Driven by the pain and disappointment of her love’s desertion on her wedding day, Elizabeth Beck leaves all she knows behind, traveling west to teach the children of the valley known as Misty Creek.  She finds the valley very different than the windblown prairie, the broad land covered with swaying dried up grass of her travels, for it is a vibrant, fertile land alive and green.  Though the valley resembles the familiar countryside of central Ohio, in Misty Creek Elizabeth faces a very different life.  Isolated from the all things she has known, she must face difficulties, dangers, and deal with the pain she had hoped to leave behind.  But she also builds lasting friendships and finds that the heart yearns for what she is certain it cannot have.

Misty Creek is Elizabeth’s story….

Available online at Barnes and Noble, Amazon, and Kobo

An Excerpt from Misty Creek

Later, much later, she awoke in the dark, in a strange room, in a strange place, deep in a strange land. Elizabeth drew the chair to an open window. There she sat looking out into the night. Even now Elizabeth could feel the slight touch of the breeze against her skin, the wind that seemed never to cease. On that breeze came the sounds of the night. The sounds of creatures near and far, creatures she had never heard before. Odd short hoots, an owl of some sort she felt certain. A distant wolf-like howl similar to what she had heard earlier set the dogs of the community off to barking. Insect’s sounds, crickets and katydids, filled her ears. And above it all was the sky, cloudless and simply ablaze with countless points of light. Those lights were more than stars, more than any stars she had ever witnessed. Looking upward took her breath away and caused a tremble deep within. She understood, at least a little, of what the pastor had said. And seeing those stars in that canvas of black, Elizabeth found she could not look away for several minutes.

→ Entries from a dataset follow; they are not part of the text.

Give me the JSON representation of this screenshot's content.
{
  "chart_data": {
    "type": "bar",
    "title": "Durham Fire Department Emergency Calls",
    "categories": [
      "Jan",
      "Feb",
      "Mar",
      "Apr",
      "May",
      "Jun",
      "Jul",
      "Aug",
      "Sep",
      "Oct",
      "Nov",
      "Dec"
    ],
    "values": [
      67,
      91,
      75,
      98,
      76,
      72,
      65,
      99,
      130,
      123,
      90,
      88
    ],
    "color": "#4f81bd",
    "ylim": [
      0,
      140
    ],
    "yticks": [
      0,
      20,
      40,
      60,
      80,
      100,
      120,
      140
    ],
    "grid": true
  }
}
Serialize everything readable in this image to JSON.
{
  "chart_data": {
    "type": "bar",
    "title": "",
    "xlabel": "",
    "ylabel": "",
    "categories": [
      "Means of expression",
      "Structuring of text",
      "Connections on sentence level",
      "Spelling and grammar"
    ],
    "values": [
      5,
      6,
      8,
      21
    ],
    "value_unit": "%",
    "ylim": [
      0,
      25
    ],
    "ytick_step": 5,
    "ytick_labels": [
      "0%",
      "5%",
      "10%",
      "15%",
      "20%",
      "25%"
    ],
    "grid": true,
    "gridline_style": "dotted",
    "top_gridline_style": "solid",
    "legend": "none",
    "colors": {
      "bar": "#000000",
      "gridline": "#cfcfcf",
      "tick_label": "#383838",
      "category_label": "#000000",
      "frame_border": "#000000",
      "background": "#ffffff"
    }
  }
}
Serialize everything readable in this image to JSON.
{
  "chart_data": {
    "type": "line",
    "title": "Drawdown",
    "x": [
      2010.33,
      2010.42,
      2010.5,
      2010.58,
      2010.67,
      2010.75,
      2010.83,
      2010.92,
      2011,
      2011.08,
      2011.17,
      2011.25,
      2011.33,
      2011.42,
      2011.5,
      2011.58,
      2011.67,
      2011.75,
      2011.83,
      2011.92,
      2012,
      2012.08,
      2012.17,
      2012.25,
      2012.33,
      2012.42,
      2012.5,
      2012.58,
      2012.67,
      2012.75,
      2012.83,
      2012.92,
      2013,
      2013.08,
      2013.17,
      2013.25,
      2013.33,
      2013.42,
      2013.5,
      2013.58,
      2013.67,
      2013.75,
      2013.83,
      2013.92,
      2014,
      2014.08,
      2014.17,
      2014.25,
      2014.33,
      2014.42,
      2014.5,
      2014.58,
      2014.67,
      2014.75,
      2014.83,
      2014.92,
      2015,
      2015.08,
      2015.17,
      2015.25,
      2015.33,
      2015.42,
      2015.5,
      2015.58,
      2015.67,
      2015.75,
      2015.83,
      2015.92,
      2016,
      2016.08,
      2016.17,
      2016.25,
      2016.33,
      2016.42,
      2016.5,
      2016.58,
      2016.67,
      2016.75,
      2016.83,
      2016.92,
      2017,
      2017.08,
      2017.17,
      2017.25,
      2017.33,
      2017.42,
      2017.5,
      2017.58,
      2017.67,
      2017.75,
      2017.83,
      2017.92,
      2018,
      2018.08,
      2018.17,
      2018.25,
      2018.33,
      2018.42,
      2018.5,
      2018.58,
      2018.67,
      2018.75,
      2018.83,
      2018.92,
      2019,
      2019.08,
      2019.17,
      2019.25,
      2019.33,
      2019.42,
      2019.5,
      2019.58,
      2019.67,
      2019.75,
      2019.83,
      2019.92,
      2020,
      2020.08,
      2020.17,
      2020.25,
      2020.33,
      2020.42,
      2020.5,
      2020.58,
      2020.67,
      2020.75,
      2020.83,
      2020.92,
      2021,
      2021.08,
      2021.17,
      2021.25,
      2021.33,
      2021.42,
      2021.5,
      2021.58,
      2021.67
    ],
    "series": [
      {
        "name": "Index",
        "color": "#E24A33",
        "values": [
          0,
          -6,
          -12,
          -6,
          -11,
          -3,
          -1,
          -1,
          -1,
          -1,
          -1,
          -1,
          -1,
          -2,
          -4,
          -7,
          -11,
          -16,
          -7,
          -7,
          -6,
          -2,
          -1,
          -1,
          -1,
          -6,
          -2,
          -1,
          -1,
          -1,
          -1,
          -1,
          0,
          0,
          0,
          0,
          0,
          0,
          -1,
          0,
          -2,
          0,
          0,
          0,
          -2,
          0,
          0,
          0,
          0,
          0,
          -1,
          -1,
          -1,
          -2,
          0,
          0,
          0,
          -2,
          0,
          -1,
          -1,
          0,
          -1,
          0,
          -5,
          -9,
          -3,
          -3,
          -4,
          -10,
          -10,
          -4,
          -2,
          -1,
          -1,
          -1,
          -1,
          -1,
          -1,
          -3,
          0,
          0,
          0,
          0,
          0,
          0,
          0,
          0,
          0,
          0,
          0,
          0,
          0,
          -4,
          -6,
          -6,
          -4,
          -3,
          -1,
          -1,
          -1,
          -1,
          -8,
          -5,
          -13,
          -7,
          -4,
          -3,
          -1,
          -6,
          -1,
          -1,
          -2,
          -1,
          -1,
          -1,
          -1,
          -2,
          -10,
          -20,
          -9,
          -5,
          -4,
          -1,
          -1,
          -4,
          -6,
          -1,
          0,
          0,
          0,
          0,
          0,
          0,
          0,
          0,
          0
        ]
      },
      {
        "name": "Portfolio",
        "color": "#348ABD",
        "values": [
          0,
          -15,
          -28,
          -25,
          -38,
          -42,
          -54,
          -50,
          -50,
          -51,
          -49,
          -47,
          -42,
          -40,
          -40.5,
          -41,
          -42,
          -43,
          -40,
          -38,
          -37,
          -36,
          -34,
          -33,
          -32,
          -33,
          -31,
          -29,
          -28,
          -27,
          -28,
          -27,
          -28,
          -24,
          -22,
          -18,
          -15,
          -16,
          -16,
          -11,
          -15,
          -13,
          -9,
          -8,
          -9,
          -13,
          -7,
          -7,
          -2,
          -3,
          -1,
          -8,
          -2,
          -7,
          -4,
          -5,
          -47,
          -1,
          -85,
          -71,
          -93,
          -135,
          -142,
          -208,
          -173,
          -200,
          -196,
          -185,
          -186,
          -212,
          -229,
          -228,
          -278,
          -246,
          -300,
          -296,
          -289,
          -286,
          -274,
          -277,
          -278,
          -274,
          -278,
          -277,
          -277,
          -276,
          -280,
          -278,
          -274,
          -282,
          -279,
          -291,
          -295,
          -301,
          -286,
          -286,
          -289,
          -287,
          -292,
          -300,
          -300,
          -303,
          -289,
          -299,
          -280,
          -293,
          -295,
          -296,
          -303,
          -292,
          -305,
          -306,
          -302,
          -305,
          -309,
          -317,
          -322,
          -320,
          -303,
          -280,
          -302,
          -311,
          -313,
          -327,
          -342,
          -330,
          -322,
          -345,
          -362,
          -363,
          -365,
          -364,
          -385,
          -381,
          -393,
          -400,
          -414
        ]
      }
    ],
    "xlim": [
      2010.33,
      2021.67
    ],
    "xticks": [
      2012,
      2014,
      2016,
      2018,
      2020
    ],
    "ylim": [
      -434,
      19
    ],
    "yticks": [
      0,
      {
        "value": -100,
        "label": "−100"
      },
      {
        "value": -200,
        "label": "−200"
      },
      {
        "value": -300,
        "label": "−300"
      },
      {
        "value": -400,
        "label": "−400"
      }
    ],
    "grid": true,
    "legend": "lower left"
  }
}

Elizabeth sat there her mind flooded with so many thoughts. She drew a breath as she considered just how far from home she had wandered. She went back to nights years ago, her mother brushing out the tangles in her hair. A time when many thought she would never become a lady. Those days she could wrestle Mitchel Dogerty to submission. But she had not been a child for a long time, and though she had not lived all those years in her parents’ house on Elm Street, having taught for three years in the small Ohio town of London, the ache of homesickness filled her. Closing her eyes a moment she could almost smell breakfast’s bacon greeting her with the sun as it slipped through the white curtains of her yellow bedroom. The sight of her father and his paper. The smell of coffee mixed with his aftershave when she greeted him each morning. How far away she felt. But far away was what she had wanted. Something alien to the world that had always been her life.

Now as she opened her eyes to the diamond sparkled sky, she wondered if she had entered a world too different. Elizabeth swallowed as she looked across the open prairie. Sitting there allowing the gentle breeze to pass her cheeks and move an errant strand of hair, the thoughts of home seemed to be pushed aside by the children she had met here on the boundary of humanity. There was something familiar in them, something that all children seemed to have in common. She smiled at the thought and sat by the window until the drowsiness came. Softly it came. It arrived with a calmness she had not felt in a very long time. A smile formed on her tired lips, and in the dark, the weary teacher made her way to the bed and found sleep waiting.